I also noticed carp in the margins and after lunch, which was not interrupted by a bite, I took the rods out and went for a walk along the side of the lake. Carp were basking in several places and went for the bread that I threw in for them. Again I found out how difficult it was to get a decent picture or video of them but managed a few. I will certainly come back here with a stalker rod, alright a carp rod with bread on the hook and try going for the fish on the surface again. I suppose this is what is meant by watercraft, keeping your eyes open and having a look round.

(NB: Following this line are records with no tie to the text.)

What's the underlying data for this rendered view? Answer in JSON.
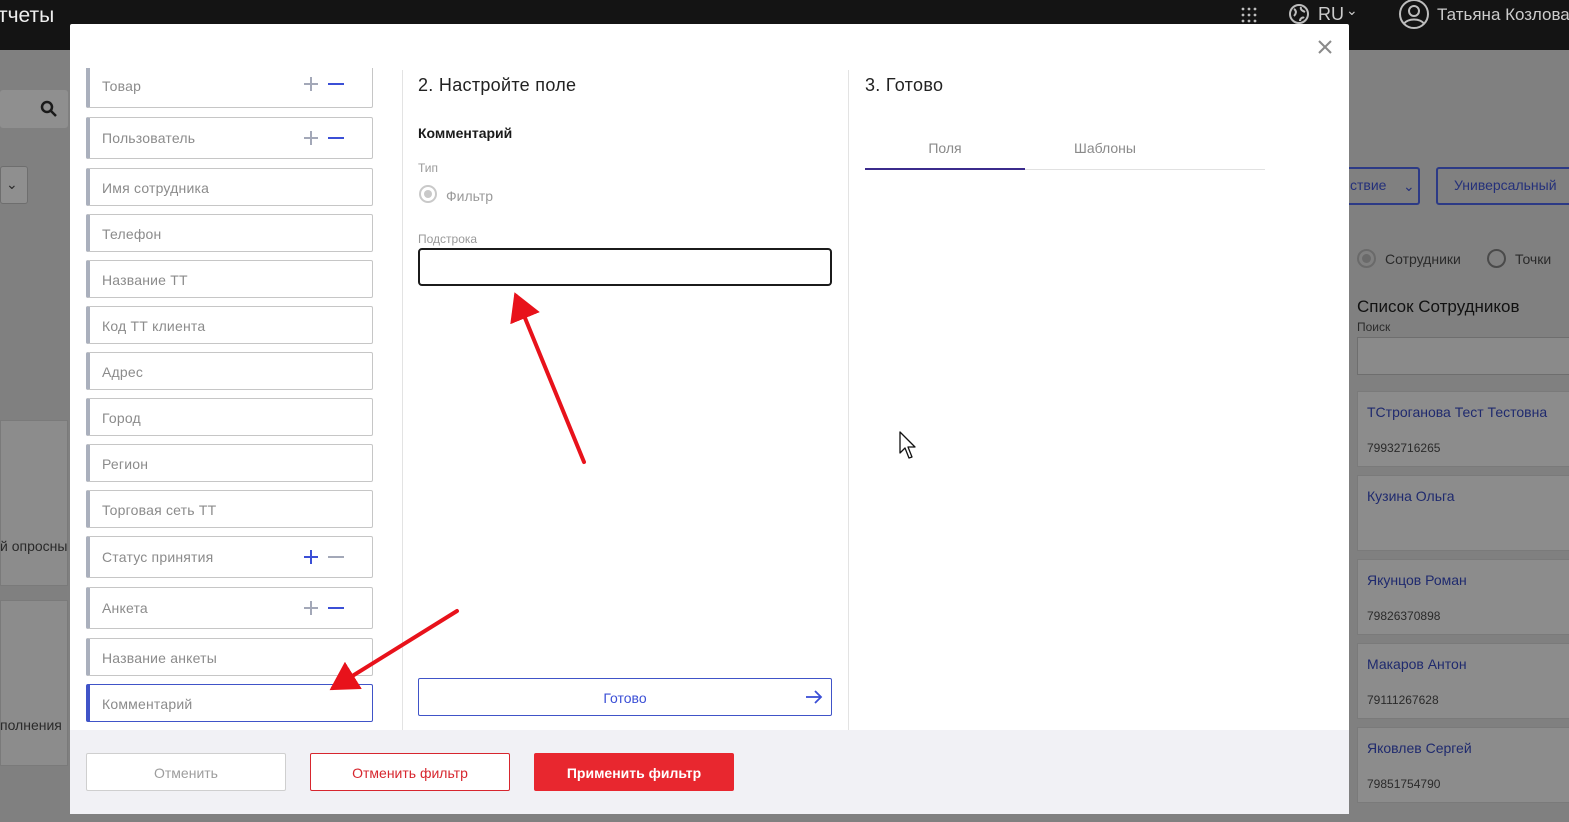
{
  "topbar": {
    "title": "тчеты",
    "language": "RU",
    "user_name": "Татьяна Козлова"
  },
  "background": {
    "mode_left_btn": "ствие",
    "mode_right_btn": "Универсальный",
    "radio_employees": "Сотрудники",
    "radio_points": "Точки",
    "list_title": "Список Сотрудников",
    "search_label": "Поиск",
    "left_text_1": "й опросны",
    "left_text_2": "полнения",
    "employees": [
      {
        "name": "ТСтроганова Тест Тестовна",
        "phone": "79932716265"
      },
      {
        "name": "Кузина Ольга",
        "phone": ""
      },
      {
        "name": "Якунцов Роман",
        "phone": "79826370898"
      },
      {
        "name": "Макаров Антон",
        "phone": "79111267628"
      },
      {
        "name": "Яковлев Сергей",
        "phone": "79851754790"
      }
    ]
  },
  "modal": {
    "fields": [
      {
        "label": "Товар",
        "controls": "minus-active"
      },
      {
        "label": "Пользователь",
        "controls": "minus-active"
      },
      {
        "label": "Имя сотрудника",
        "controls": "none"
      },
      {
        "label": "Телефон",
        "controls": "none"
      },
      {
        "label": "Название ТТ",
        "controls": "none"
      },
      {
        "label": "Код ТТ клиента",
        "controls": "none"
      },
      {
        "label": "Адрес",
        "controls": "none"
      },
      {
        "label": "Город",
        "controls": "none"
      },
      {
        "label": "Регион",
        "controls": "none"
      },
      {
        "label": "Торговая сеть ТТ",
        "controls": "none"
      },
      {
        "label": "Статус принятия",
        "controls": "plus-active"
      },
      {
        "label": "Анкета",
        "controls": "minus-active"
      },
      {
        "label": "Название анкеты",
        "controls": "none"
      },
      {
        "label": "Комментарий",
        "controls": "none",
        "active": true
      }
    ],
    "configure": {
      "title": "2. Настройте поле",
      "field_name": "Комментарий",
      "type_label": "Тип",
      "type_value": "Фильтр",
      "substring_label": "Подстрока",
      "substring_value": "",
      "done_label": "Готово"
    },
    "ready": {
      "title": "3. Готово",
      "tabs": [
        "Поля",
        "Шаблоны"
      ],
      "active_tab": "Поля"
    },
    "footer": {
      "cancel": "Отменить",
      "reset_filter": "Отменить фильтр",
      "apply_filter": "Применить фильтр"
    }
  },
  "colors": {
    "accent_blue": "#3b4fd6",
    "danger_red": "#e8272f",
    "annotation_red": "#e8121b",
    "topbar_bg": "#141414"
  }
}
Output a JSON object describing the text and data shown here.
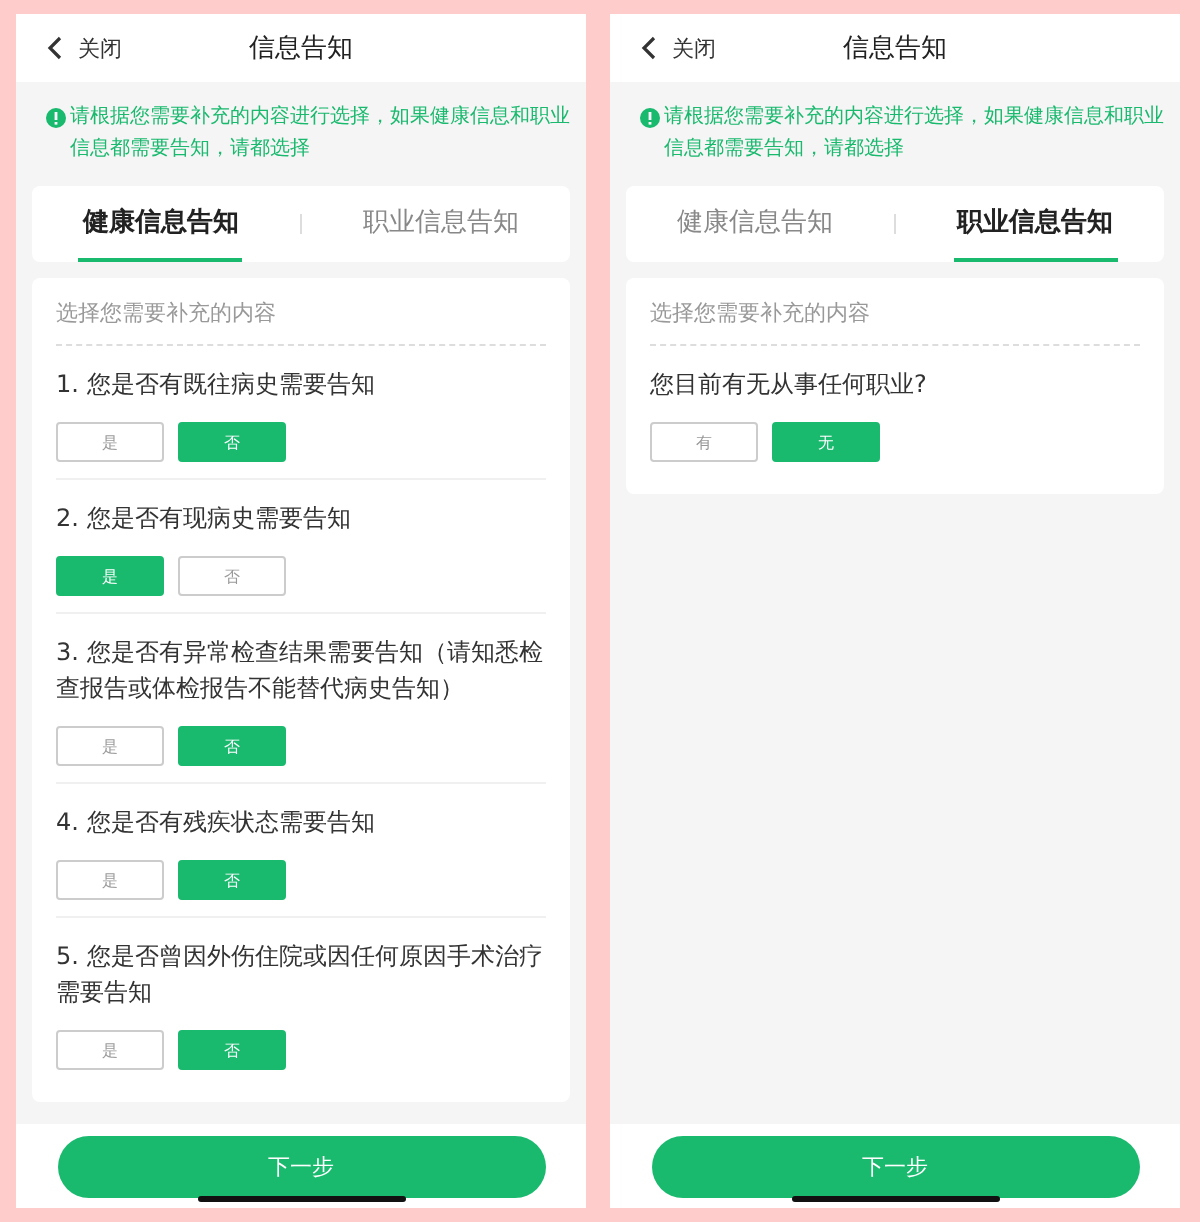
{
  "screens": [
    {
      "header": {
        "back_label": "关闭",
        "title": "信息告知"
      },
      "notice": "请根据您需要补充的内容进行选择，如果健康信息和职业信息都需要告知，请都选择",
      "tabs": [
        {
          "label": "健康信息告知",
          "selected": true
        },
        {
          "label": "职业信息告知",
          "selected": false
        }
      ],
      "prompt": "选择您需要补充的内容",
      "questions": [
        {
          "text": "1. 您是否有既往病史需要告知",
          "options": [
            {
              "label": "是",
              "selected": false
            },
            {
              "label": "否",
              "selected": true
            }
          ]
        },
        {
          "text": "2. 您是否有现病史需要告知",
          "options": [
            {
              "label": "是",
              "selected": true
            },
            {
              "label": "否",
              "selected": false
            }
          ]
        },
        {
          "text": "3. 您是否有异常检查结果需要告知（请知悉检查报告或体检报告不能替代病史告知）",
          "options": [
            {
              "label": "是",
              "selected": false
            },
            {
              "label": "否",
              "selected": true
            }
          ]
        },
        {
          "text": "4. 您是否有残疾状态需要告知",
          "options": [
            {
              "label": "是",
              "selected": false
            },
            {
              "label": "否",
              "selected": true
            }
          ]
        },
        {
          "text": "5. 您是否曾因外伤住院或因任何原因手术治疗需要告知",
          "options": [
            {
              "label": "是",
              "selected": false
            },
            {
              "label": "否",
              "selected": true
            }
          ]
        }
      ],
      "next_button": "下一步"
    },
    {
      "header": {
        "back_label": "关闭",
        "title": "信息告知"
      },
      "notice": "请根据您需要补充的内容进行选择，如果健康信息和职业信息都需要告知，请都选择",
      "tabs": [
        {
          "label": "健康信息告知",
          "selected": false
        },
        {
          "label": "职业信息告知",
          "selected": true
        }
      ],
      "prompt": "选择您需要补充的内容",
      "questions": [
        {
          "text": "您目前有无从事任何职业?",
          "options": [
            {
              "label": "有",
              "selected": false
            },
            {
              "label": "无",
              "selected": true
            }
          ]
        }
      ],
      "next_button": "下一步"
    }
  ]
}
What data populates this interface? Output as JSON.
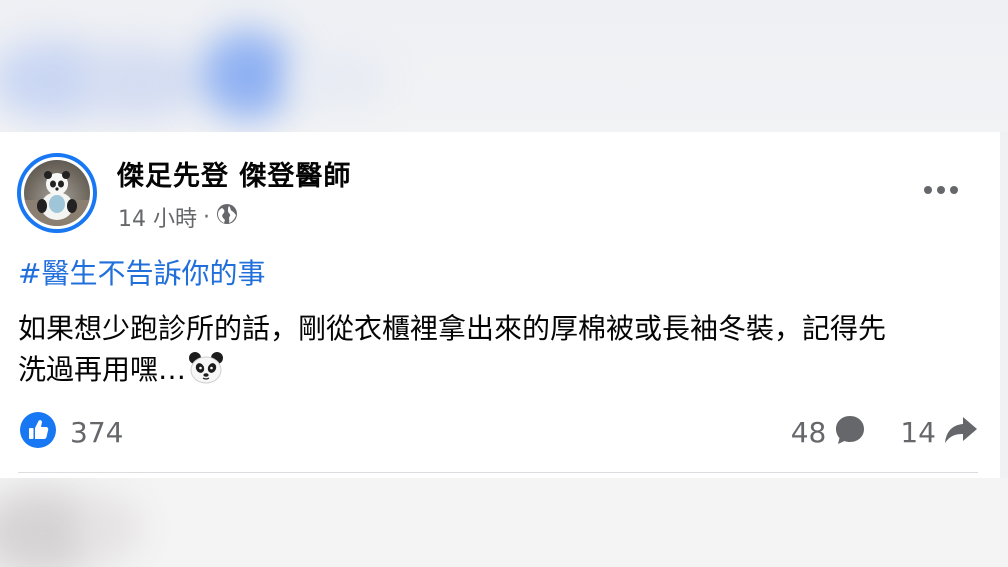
{
  "post": {
    "author_name": "傑足先登 傑登醫師",
    "time": "14 小時",
    "separator": "·",
    "hashtag": "#醫生不告訴你的事",
    "body_line1": "如果想少跑診所的話，剛從衣櫃裡拿出來的厚棉被或長袖冬裝，記得先",
    "body_line2": "洗過再用嘿…",
    "body_emoji": "panda-face",
    "privacy_icon": "globe-icon",
    "more_icon": "more-options-icon"
  },
  "stats": {
    "likes": "374",
    "comments": "48",
    "shares": "14"
  },
  "colors": {
    "accent": "#1877f2",
    "hashtag": "#216fdb",
    "secondary_text": "#65676b",
    "primary_text": "#050505"
  }
}
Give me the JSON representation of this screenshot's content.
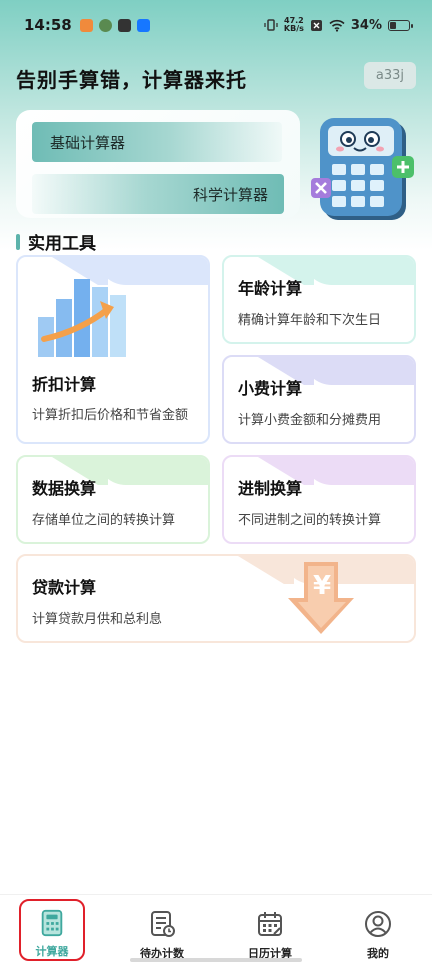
{
  "status_bar": {
    "time": "14:58",
    "net_speed_value": "47.2",
    "net_speed_unit": "KB/s",
    "battery_percent": "34%",
    "battery_level": 0.34
  },
  "header": {
    "headline": "告别手算错，计算器来托",
    "version_badge": "a33j"
  },
  "calculator_card": {
    "basic_label": "基础计算器",
    "scientific_label": "科学计算器"
  },
  "section": {
    "title": "实用工具"
  },
  "tools": {
    "discount": {
      "title": "折扣计算",
      "subtitle": "计算折扣后价格和节省金额",
      "color": "#dbe6fb"
    },
    "age": {
      "title": "年龄计算",
      "subtitle": "精确计算年龄和下次生日",
      "color": "#d4f3ec"
    },
    "tip": {
      "title": "小费计算",
      "subtitle": "计算小费金额和分摊费用",
      "color": "#dcdcf6"
    },
    "data": {
      "title": "数据换算",
      "subtitle": "存储单位之间的转换计算",
      "color": "#daf3da"
    },
    "base": {
      "title": "进制换算",
      "subtitle": "不同进制之间的转换计算",
      "color": "#ecdcf6"
    },
    "loan": {
      "title": "贷款计算",
      "subtitle": "计算贷款月供和总利息",
      "color": "#f8e6da"
    }
  },
  "bottom_nav": {
    "items": [
      {
        "label": "计算器",
        "icon": "calculator-icon",
        "active": true
      },
      {
        "label": "待办计数",
        "icon": "todo-icon",
        "active": false
      },
      {
        "label": "日历计算",
        "icon": "calendar-icon",
        "active": false
      },
      {
        "label": "我的",
        "icon": "profile-icon",
        "active": false
      }
    ]
  },
  "colors": {
    "accent": "#5cb3ab",
    "active_nav": "#3fa89e",
    "highlight": "#e0202a"
  }
}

Time for a cuppa and as there had not been much action for a while I decided to pack up. I had nearly put everything away and was left with the feeder rod when I noticed that the quiver tip had straightened and the line had gone slack. Now I know this is the indication of a bite so I picked up the rod and started winding in. I could feel something but couldn’t tell what it was until it got nearer when I saw the long silvery body of an eel. My heart sank, eels are my least favourite fish as they are very uncooperative when it comes to lying still so you can get the hook out so I was quite relieved when it broke the line just as I was putting the landing net out. I understand that eels can shed hooks and so this one will probably be fine. It wasn’t a bad one either, about eighteen inches long. So, that was it. I must have caught about twenty fish, some quite nice and learnt where the carp were basking on the surface. This is the water that I have fished the most and I am just beginning to realise how long it takes to get to know a venue. For example, I was quite prepared to be bothered by swans or ducks but they weren’t there today. I went to catch silverfish but saw carp on the surface and on another day would have had a try for them. I suppose that to be successful you have to be adaptable.